What are the needs of this mineral in pregnant women?
Normally, the need for calcium in women in adulthood (18 to 59 years) is 1000 mg a day (LARN), but the value can increase up to 1200 mg a day for the pregnant woman, to keep the balance unchanged and thus allow proper bone density in the mother, the development and bone mineralization of the fetus.
According to the World Health Organization (WHO), the intake of 1500-2000 mg per day is recommended in women who experience a low dietary calcium intake of less than 1000 mg per day.
A lack of calcium intake can, in fact, contribute to the onset of some problems during pregnancy both for the mother (from muscle cramps to osteopenias, paresthesia and gestosis) and for the fetus (developmental delay and bone mineralization). During breastfeeding, the recommended intake for the adult woman returns to 1000 mg daily.
What are the preferable food sources of calcium?
Calcium-rich foods are certainly milk and some of its derivatives, such as yogurt and cheese. In particular, aged cheeses can have a quantity of calcium up to 1 / g on 100g. A good rule to increase the intake can be to add to the pasta and substitutes a good spoonful of grated Parmesan, or parmesan flakes with vegetables or the second protein dish.
Yogurt, another precious source of this mineral, especially the Greek one, is an excellent food for snacks or breakfast, and has an acid pH that favors intestinal absorption.
Among the foods of vegetable origin, on the other hand, calcium is present in nuts and seeds, especially in almonds, sesame and chia, which can be added in mixed salads or snacks such as yogurt, fruit salads and centrifuged.

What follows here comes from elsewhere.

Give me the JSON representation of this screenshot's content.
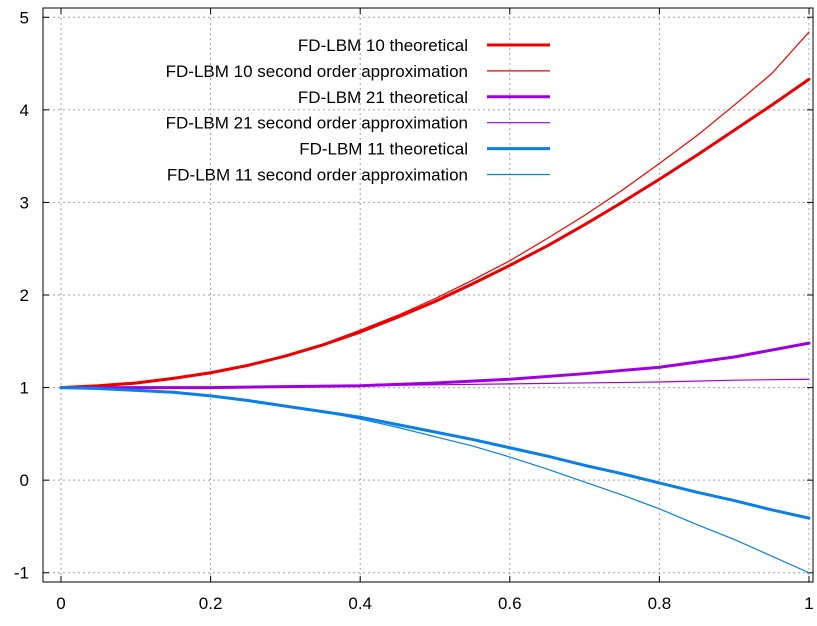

A small whim consisting of a square of milk chocolate to be introduced from time to time can be a good source, to be excluded however in cases of risk of gestational diabetes and difficulty in weight control. Cereals, although not particularly rich, can still constitute a good source because they are introduced in abundant quantities into the daily Mediterranean-style diet.
This precious mineral is also present in legumes, especially beans, in vegetables, such as spinach, cabbage, broccoli, chard, watercress and in fish such as sardines and anchovies. It is advisable to maintain a high daily fluid intake alternating waters more or less rich in this mineral.
It is important, however, to remember that a good walk and constant exercise are essential for maintaining good bone health, as well as promoting better weight and blood sugar control during pregnancy.